Entering into the railroad business himself, he would serve as treasurer of the Central Pacific Railroad from 1883 until 1892. In 1885 he became a trustee of the newly established Leland Stanford Junior University, founded by friend, railroad pioneer, and former California Governor Leland Stanford in honor of his late son.
In 1887, he founded a town nearby Stanford University that was named University Park.
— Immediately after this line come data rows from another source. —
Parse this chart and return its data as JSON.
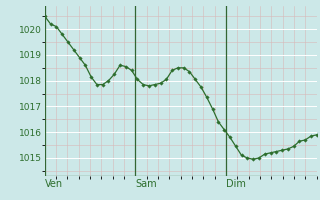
{
  "background_color": "#cce8e8",
  "grid_color_major": "#ffffff",
  "grid_color_minor": "#d8b8b8",
  "line_color": "#2d6e2d",
  "marker_color": "#2d6e2d",
  "tick_label_color": "#2d6e2d",
  "vline_color": "#336633",
  "hline_color": "#336633",
  "ylim": [
    1014.3,
    1020.9
  ],
  "yticks": [
    1015,
    1016,
    1017,
    1018,
    1019,
    1020
  ],
  "xlabel_labels": [
    "Ven",
    "Sam",
    "Dim"
  ],
  "y_values": [
    1020.5,
    1020.2,
    1020.1,
    1019.8,
    1019.5,
    1019.2,
    1018.9,
    1018.6,
    1018.15,
    1017.85,
    1017.85,
    1018.0,
    1018.25,
    1018.6,
    1018.55,
    1018.4,
    1018.05,
    1017.85,
    1017.8,
    1017.85,
    1017.9,
    1018.05,
    1018.4,
    1018.5,
    1018.5,
    1018.35,
    1018.05,
    1017.75,
    1017.35,
    1016.9,
    1016.4,
    1016.1,
    1015.8,
    1015.45,
    1015.1,
    1015.0,
    1014.95,
    1015.0,
    1015.15,
    1015.2,
    1015.25,
    1015.3,
    1015.35,
    1015.45,
    1015.65,
    1015.7,
    1015.85,
    1015.9
  ],
  "n_days": 3,
  "points_per_day": 16
}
A few years later, that town would adopt the name it is known as today – Palo Alto.
While much of his former estate in modern-day Menlo Park is long since gone, one small piece does still exist. At 555 Ravenswood Ave, located near the town council chambers, one can find the estate’s old gatehouse. Built in 1864, the gatehouse was added to the National Register of Historic Places in 1986. It is currently being used by the Junior League of Palo Alto.
Not far away, at the intersection of Middlefield Rd and Palo Alto Ave, one can find Hopkins’ name memorialized in the form of Timothy Hopkins Creekside Park. Fittingly it is located just across the street from a Palo Alto welcome sign.
Timothy Hopkins died at the Stanford Hospital from pneumonia on January 1, 1936. Drive up the main roadway of the older half of Cypress Lawn Memorial Park in Colma and you will come across the large white monument that marks his grave in Section E.
So in honor of his close association with one of the nation’s top universities and for founding of one of the Bay Area’s distinct communities, we honor Timothy Hopkins as a California Beat Hero.